Why it Matters
The United States has greater landfill emissions than any other country, the equivalent of 37 million cars on the road each year. Landfills in the US generate 15 percent of the country’s emissions of methane, a greenhouse gas with a potential warming impact 34 times that of carbon dioxide. The single largest input into U.S. landfills is food waste, yard trimmings, and other organic matter. Sending organic matter to composting facilities rather than landfills dramatically lowers emissions — in fact, expanding composting globally would avoid or capture the equivalent of around 3 billion tons of carbon dioxide by 2050.
Composting is central to a zero-waste routine. Instead of throwing food scraps into the trash, letting them decompose naturally into rich soil keeps landfills smaller, greenhouse gas emissions lower, and gardens and farms healthier - it's just a really efficient system. Unfortunately, only 4 percent of U.S. households are served by a municipal composting service. Community Composting helps community members to come together to work with a local composting company, contributing to local climate and environmental action.
The inspiration for his idea came from The Creation Care team who set up a Community Composting project at the All Saints Episcopal Church, New Albany, Ohio.
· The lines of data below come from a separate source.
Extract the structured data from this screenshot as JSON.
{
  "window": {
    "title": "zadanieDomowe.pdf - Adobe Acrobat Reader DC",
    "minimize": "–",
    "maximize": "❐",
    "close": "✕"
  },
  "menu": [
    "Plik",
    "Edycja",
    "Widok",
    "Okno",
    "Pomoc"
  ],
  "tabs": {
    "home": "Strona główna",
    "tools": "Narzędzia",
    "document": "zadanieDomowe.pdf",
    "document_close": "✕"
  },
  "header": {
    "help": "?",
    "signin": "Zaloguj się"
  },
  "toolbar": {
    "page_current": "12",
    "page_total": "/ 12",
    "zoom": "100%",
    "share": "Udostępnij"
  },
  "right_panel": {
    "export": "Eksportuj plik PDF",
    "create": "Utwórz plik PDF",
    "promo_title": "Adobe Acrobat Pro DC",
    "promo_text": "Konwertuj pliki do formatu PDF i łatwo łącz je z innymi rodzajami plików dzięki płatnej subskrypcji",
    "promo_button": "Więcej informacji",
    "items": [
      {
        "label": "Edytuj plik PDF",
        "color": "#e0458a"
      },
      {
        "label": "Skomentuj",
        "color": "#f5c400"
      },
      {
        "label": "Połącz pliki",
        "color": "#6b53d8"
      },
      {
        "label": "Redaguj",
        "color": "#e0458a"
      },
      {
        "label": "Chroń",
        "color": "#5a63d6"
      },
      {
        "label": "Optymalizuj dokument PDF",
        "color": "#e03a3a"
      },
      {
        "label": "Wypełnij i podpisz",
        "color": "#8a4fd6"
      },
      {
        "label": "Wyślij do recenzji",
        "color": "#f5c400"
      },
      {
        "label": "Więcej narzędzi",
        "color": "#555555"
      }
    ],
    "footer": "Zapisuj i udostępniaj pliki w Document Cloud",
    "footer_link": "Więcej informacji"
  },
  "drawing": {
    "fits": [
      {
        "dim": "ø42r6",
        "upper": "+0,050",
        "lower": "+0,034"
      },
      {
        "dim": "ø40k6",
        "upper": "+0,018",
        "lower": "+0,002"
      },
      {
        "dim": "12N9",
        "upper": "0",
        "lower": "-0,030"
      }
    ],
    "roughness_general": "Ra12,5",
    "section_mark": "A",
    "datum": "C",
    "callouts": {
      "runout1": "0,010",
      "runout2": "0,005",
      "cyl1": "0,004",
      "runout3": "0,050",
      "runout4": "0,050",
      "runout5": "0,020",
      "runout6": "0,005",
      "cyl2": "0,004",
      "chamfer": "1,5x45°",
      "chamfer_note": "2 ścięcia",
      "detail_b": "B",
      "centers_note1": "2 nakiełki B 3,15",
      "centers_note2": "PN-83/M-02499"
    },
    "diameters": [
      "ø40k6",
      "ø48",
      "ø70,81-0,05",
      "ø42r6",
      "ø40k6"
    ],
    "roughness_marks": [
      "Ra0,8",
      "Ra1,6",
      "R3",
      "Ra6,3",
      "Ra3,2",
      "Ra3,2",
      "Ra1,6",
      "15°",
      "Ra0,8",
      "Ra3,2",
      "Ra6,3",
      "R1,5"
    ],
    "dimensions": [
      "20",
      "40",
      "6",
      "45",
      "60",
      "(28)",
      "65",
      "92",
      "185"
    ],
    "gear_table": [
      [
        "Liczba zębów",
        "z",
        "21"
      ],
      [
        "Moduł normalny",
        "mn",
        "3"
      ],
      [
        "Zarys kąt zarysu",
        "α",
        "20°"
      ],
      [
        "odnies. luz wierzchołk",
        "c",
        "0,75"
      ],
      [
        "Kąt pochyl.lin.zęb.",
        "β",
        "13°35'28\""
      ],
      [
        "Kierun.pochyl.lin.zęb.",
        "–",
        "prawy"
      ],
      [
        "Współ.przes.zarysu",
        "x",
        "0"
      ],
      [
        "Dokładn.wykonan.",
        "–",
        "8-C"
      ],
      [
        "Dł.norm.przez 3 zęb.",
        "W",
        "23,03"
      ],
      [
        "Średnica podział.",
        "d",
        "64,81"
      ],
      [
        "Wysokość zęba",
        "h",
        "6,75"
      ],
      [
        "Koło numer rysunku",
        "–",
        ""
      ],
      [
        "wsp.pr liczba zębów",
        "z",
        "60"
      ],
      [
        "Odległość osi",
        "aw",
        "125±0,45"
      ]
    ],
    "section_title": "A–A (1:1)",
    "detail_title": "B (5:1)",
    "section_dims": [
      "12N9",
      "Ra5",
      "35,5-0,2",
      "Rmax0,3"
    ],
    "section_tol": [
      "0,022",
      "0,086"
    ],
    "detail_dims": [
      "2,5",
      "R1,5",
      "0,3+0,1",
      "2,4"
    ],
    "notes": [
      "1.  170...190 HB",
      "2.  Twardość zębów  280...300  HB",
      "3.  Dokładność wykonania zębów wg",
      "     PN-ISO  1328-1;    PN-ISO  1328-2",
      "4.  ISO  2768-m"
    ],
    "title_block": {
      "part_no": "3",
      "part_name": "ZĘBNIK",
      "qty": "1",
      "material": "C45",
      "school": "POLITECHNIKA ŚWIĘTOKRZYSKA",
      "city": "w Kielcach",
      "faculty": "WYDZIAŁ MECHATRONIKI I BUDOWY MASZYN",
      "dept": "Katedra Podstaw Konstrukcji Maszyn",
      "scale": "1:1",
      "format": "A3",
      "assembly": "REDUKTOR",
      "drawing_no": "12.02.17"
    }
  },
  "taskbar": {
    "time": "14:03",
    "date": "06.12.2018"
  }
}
They were chosen as a winner in the "Community Inspiration" category in the Cool Congregations Challenge. They contracted with a local composting company to pick up compost consisting of food scraps and compostable disposables from the church and invited church members to bring their compostables to the church for pick up.
How to get involved
As the organizer you’ll need approximately 3-4 hours a week to get the project up and running, and from then on just an hour a week to maintain it.